Moroccan Banks: Artificial Intelligence Paves the Way for a New Era of Growth in 2026

The Moroccan Banking Sector: Sustained Growth and Strategic Transformation

The Moroccan banking sector continues its growth trajectory. According to the Future of Finance 2026 report published by the Boston Consulting Group (BCG), banking institutions reported a consolidated balance sheet growth of approximately 8% in 2025 while effectively managing costs and improving the quality of their assets.

This performance has also been reflected in an increased diversification of revenue sources, elevating the valuation of Moroccan banks and bolstering investor confidence. For BCG, this financial solidity now provides institutions with the capacity for strategic investments to prepare for the next phases of their development.

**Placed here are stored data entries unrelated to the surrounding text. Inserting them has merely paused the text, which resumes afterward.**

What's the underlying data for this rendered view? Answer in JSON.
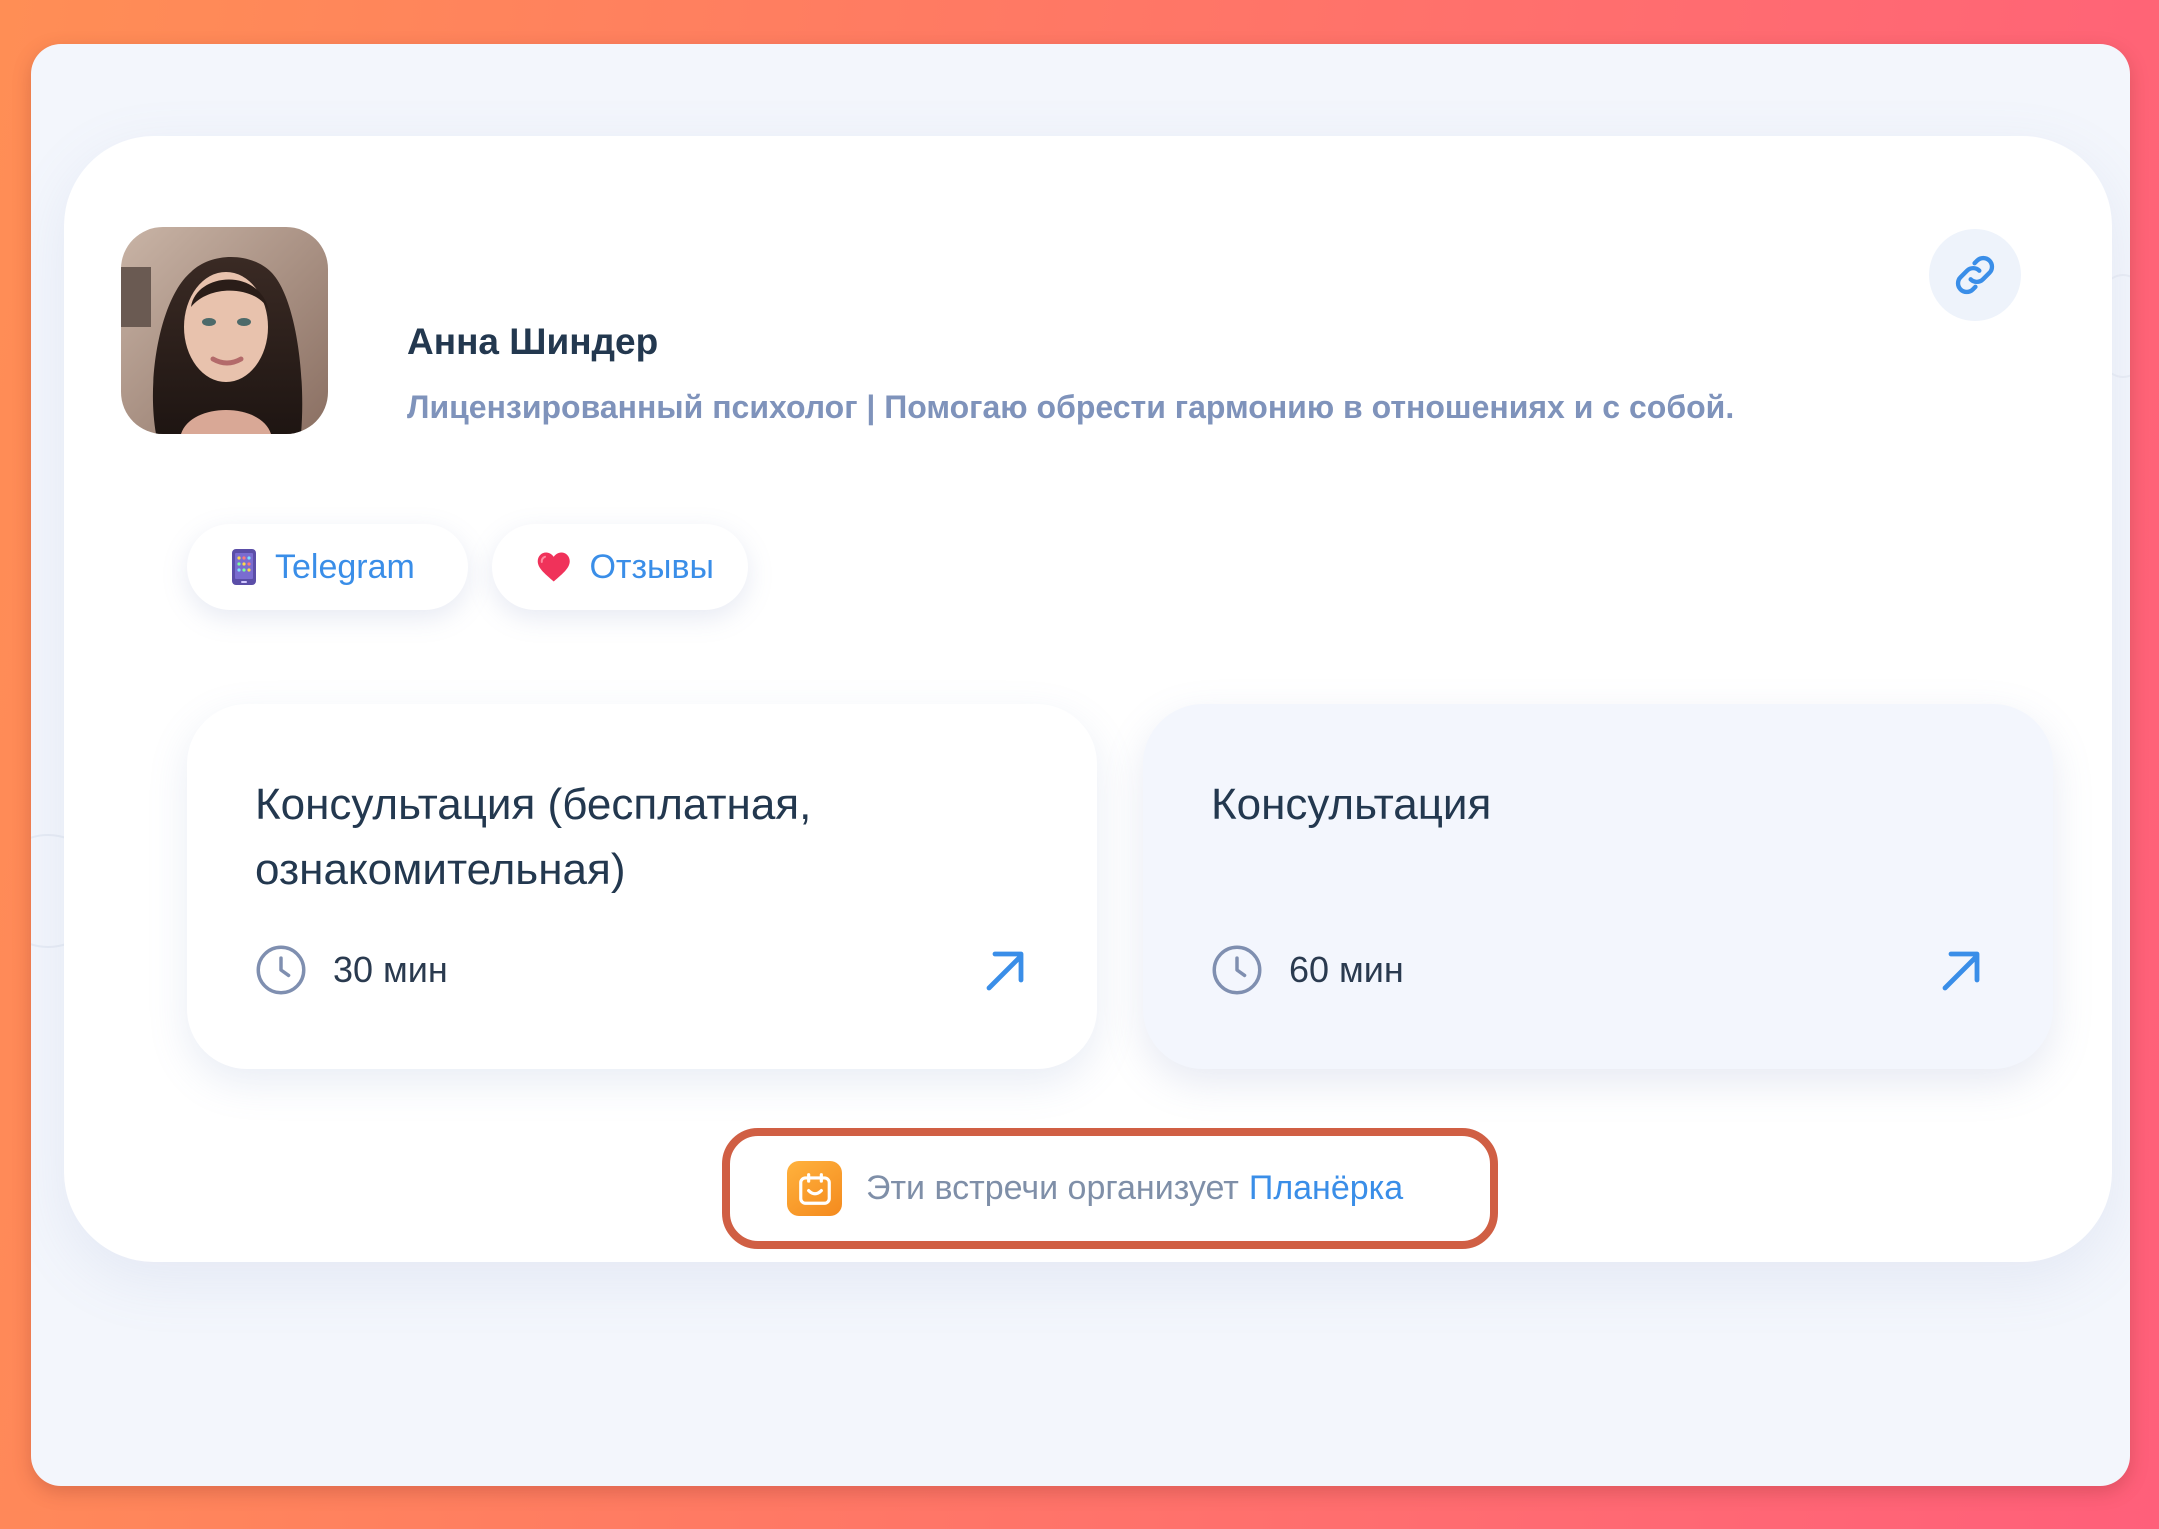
{
  "profile": {
    "name": "Анна Шиндер",
    "description": "Лицензированный психолог | Помогаю обрести гармонию в отношениях и с собой."
  },
  "links": [
    {
      "label": "Telegram",
      "icon": "phone-icon"
    },
    {
      "label": "Отзывы",
      "icon": "heart-icon"
    }
  ],
  "events": [
    {
      "title": "Консультация (бесплатная, ознакомительная)",
      "duration": "30 мин"
    },
    {
      "title": "Консультация",
      "duration": "60 мин"
    }
  ],
  "footer": {
    "text": "Эти встречи организует",
    "brand": "Планёрка"
  },
  "colors": {
    "accent": "#3a8ee8",
    "title": "#23384f",
    "muted": "#7f93bb",
    "highlight_border": "#d05f44",
    "logo": "#f7991f"
  }
}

Artificial Intelligence: A New Engine for Transformation

According to the consulting firm, the priority has shifted from merely preserving financial stability to leveraging it to create new growth opportunities. Artificial intelligence (AI) has emerged as a major lever to transform the banking model.

With this technology, banks can enhance operational efficiency, automate several processes, refine risk analysis, and offer more effective services to their clients. Segments that have previously been challenging to monetize—such as financial inclusion for low-income households, funding for micro, small, and medium enterprises (MSMEs), and the development of new financial services—are set to experience significant growth.

Othman Omary, Managing Director & Partner at BCG Casablanca, believes that institutions integrating AI into their core processes will possess a sustainable competitive advantage.

Africa’s Strong Development Potential

The report also highlights the promising prospects for the African banking sector. Banks on the continent rank among the financial institutions that have created the most value in recent years.

Several factors support this dynamic, including the low banking penetration rate, significant financing needs for MSMEs, and the rapid growth of digital payment solutions. AI could accelerate this evolution by reducing operational costs and enhancing access to financial services.

BCG assesses that African banks are entering this new phase under favorable conditions, following several years of growth and diversification in their activities.

A New Phase for the Global Financial Sector

At an international level, the report reveals that the financial sector generated a return exceeding 30% for shareholders in 2025, outpacing performance across other economic sectors, including technology.

For the first time in several years, a majority of publicly-listed banks are valued above their book value, thanks to a rebound in revenue growth, better financial discipline, and stronger balance sheets.

However, BCG notes that banks are still valued at about a 40% discount compared to other sectors, prompting investors to seek evidence of sustainable growth.

Massive Investments in Artificial Intelligence

To address these new challenges, BCG identifies three strategic priorities: accelerating the deployment of AI, developing new growth levers, and strengthening mergers and acquisitions operations.

The initial results from the most advanced institutions are already significant. AI has reportedly enhanced productivity in credit processing by up to 50% and increased the marketing of savings products by nearly 30%.

Financial institutions plan to allocate nearly 2% of their revenue to AI-related projects in 2026, compared to only 0.9% the previous year.

A Rapidly Evolving Competitive Landscape

Finally, the report emphasizes the emergence of a new financial ecosystem marked by the rise of non-bank actors, fintechs, and stablecoins.

In this rapidly changing landscape, BCG believes banks will maintain a central role as trusted intermediaries, but they must accelerate their modernization efforts to remain competitive against new entrants.